The boatman exchanged glances, complete to raised eyebrows, with his companion at the oars, but said no more.
“We needn’t worry about Mr. Stonebrake any longer.” Evangeline took command of the discussion once again. “Which will be a relief to those for whom he had been putatively working, but who had suspected him of duplicity for some time now. I speak, of course, of the leadership of the Mission to the Cetaceans, with whom I have been in contact.”
“I doubt if your father would approve of that, if he were to find out. I had gained the impression that your betrothal to Captain Crowcroft was just about as much involvement with the business of walking lighthouses as he cared for you to have.”
“That much you are correct about, Mr. Dower—but it was my concern for my fiancé that prompted my going behind my father’s back in such a manner. As such, I would entreat you with all my heart, should the occasion arise, not to reveal to him what I have done—and what I now wish to impart to you.”
“You have my word upon that.” To make such an assurance to an attractive young woman was a small but genuine pleasure for me, as I assume it would be for most men. If we are not as noble in keeping such pledges as our courtly forebears were, it is merely an indication of our generally fallen state. “Pray continue with your revelations.”

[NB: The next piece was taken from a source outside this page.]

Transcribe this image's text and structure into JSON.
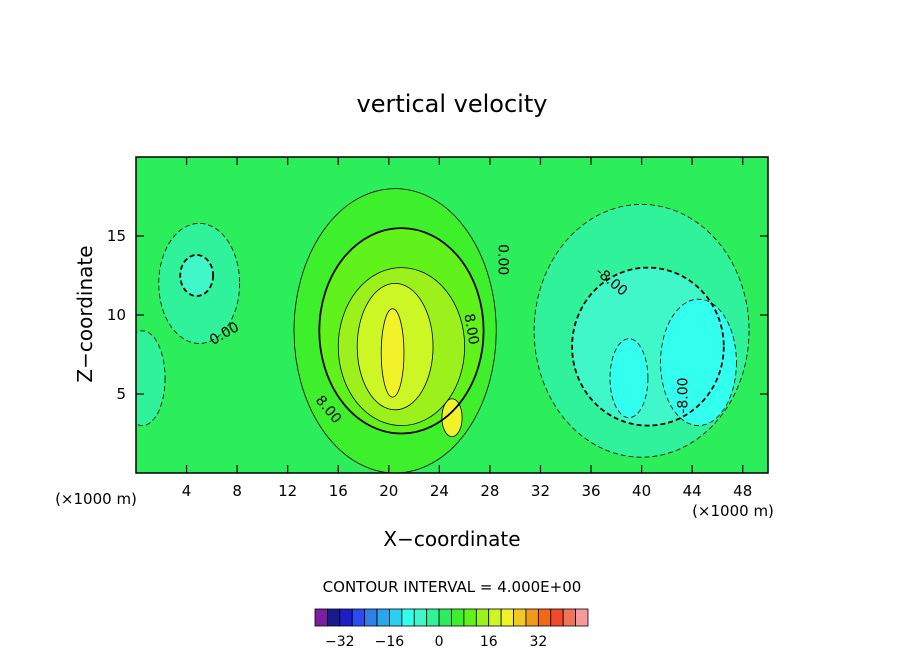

“Here is what you should know,” said Evangeline. “As I have indicated already, the leadership of the Mission had suspected for some time that Stonebrake had been playing some kind of double game, as I believe such is called by those given to devious activities. In this case, it was not so much initiated by Stonebrake himself— rather, he was following an agenda directed by other sinister and mysterious forces.”
“Aye, she’s right about that, laddie.” The boatman could not refrain from commenting upon the exchange he overheard. “All of that tosh ’bout passing ye off as a dangerous sort, keen on ’quiring some ’laborate gadge
t needed for whatever deviltry ye and yer lot were up to—that was but a ruse to get ye face-to-face with that Fletcher woman. Or whate’er it might be, that she is these days. Or so ’twas ’splained to me.”
“Exactly so.” Lord Fusible’s daughter leaned closer to me. “Take this as an indicator of the degree of hazard from which you have been so precipitously extracted. I am confident that such never would have been your intention, but you have unwittingly played a crucial part in what was an assassination attempt upon the Prime Minister. You were but the bait to lure the preternaturally suspicious Prime Minister from her fortified hiding place elsewhere in the Palace of Westminster, to those subterranean cells which Stonebrake’s associates had previously mined with explosives.”
“You are, of course, correct—about me, that is.” I was surprised but not hugely startled by what Evangeline had just told me. Given what I had just experienced of the fearsome Mrs. Fletcher, I would have more likely imagined that attempts to assassinate her were initiated on virtually a daily basis. “Stonebrake said nothing to me of such a motive.”
“Aye, them anarchists are a tight-mouthed lot.” The boatman spoke up again. “If ye were t’ask me, this here Stonebrake fellow might well have been ’un of that Walsall bunch—ye know all ’bout them, I ’magine.”
“No . . . I can’t say as I do.”
“Ye should. Quite a menace they are—leastways, the author’ties say so. Much given to setting off incendiary devices in public places— not quite sure why, ’less it’s for the sheer merriment of doing so.”
“Don’t be so daft,” said the other manning the oars. “If ye’d but stir yerself as to read their man’festo, ye’d know why they do it.”